El evento “Sin cuidados no hay economía”, organizado por Mujeres Jefas de Familia A.C., Mujeres Líderes de las Américas y G100 México, sirvió como plataforma para una conclusión contundente: el cuidado debe ser reconocido como una infraestructura económica estratégica. Sin él, el mercado laboral y el desarrollo del país se resienten. “El cuidado no es un asunto del hogar, es un tema de competitividad económica”, afirmó Yvette Mucharraz y Cano, directora del Centro de Investigación de la Mujer en la Alta Dirección (CIMAD) del IPADE.

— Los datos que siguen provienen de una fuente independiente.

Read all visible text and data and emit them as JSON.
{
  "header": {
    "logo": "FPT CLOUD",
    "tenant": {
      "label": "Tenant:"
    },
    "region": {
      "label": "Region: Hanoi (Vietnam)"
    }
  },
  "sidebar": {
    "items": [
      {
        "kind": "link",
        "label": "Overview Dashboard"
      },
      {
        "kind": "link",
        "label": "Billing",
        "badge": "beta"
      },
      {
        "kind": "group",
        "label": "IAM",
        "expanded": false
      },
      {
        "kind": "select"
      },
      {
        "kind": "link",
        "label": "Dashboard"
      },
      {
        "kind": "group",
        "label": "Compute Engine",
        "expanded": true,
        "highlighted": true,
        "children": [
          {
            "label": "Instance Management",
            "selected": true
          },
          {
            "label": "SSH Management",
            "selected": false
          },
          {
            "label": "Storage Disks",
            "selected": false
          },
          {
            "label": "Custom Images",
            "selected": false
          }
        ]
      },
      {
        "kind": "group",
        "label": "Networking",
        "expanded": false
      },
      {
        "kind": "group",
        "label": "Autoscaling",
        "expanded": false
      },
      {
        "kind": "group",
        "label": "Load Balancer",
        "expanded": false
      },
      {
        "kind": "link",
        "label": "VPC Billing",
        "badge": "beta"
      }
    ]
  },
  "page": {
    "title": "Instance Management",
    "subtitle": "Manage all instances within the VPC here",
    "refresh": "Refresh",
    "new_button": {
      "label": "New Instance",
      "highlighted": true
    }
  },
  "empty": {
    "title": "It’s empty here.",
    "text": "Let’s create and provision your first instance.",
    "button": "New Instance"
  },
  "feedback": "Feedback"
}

La carga desproporcionada que asumen esposas, madres, hijas y otras mujeres cercanas —cuidando de infantes, adultos mayores y personas con enfermedades o discapacidad— tiene efectos directos y acumulativos. Según la investigación “Trabajo Decente 2005-2025” del CIMAD, esta realidad limita su tiempo, desarrollo profesional e inserción laboral. Solo el 44% de las mujeres en edad de trabajar participa en la economía, comparado con el 73% de los hombres. Y cuando logran incorporarse, lo hacen con mayor frecuencia en la informalidad: el 54.9% de las mujeres trabajadoras carece de seguridad social, ingresos estables y capacidad de ahorro a largo plazo.
Un llamado a la acción: de la invisibilidad a la infraestructura
Durante el panel “La arquitectura económica de la igualdad”, moderado por Nayeli Meza Orozco de MIT Sloan Management Review México, especialistas como Claudia Calvin Venero (Mujeres Construyendo) y Sylvia Sánchez Alcántara (Retos Femeninos) coincidieron en la urgencia de transformar el modelo. La falta de un sistema de cuidados robusto y corresponsable no es un problema privado, sino una falla de mercado que obliga a las mujeres a elegir entre su carrera y sus responsabilidades familiares, o a aceptar empleos precarios.
El mensaje dirigido al Senado es claro: legislar y diseñar políticas públicas con enfoque de género que reconozcan, reduzcan y redistribuyan el trabajo de cuidado es una inversión, no un gasto. Se trata de sentar las bases para un crecimiento económico más inclusivo y sostenible, donde la participación plena de las mujeres en la economía formal deje de estar supeditada a una carga desigualmente compartida. La economía mexicana, concluyen los expertos, no podrá alcanzar su potencial máximo mientras la columna vertebral de su sistema de cuidados —sostenida principalmente por mujeres— permanezca invisible, no valorada y sin apoyo institucional.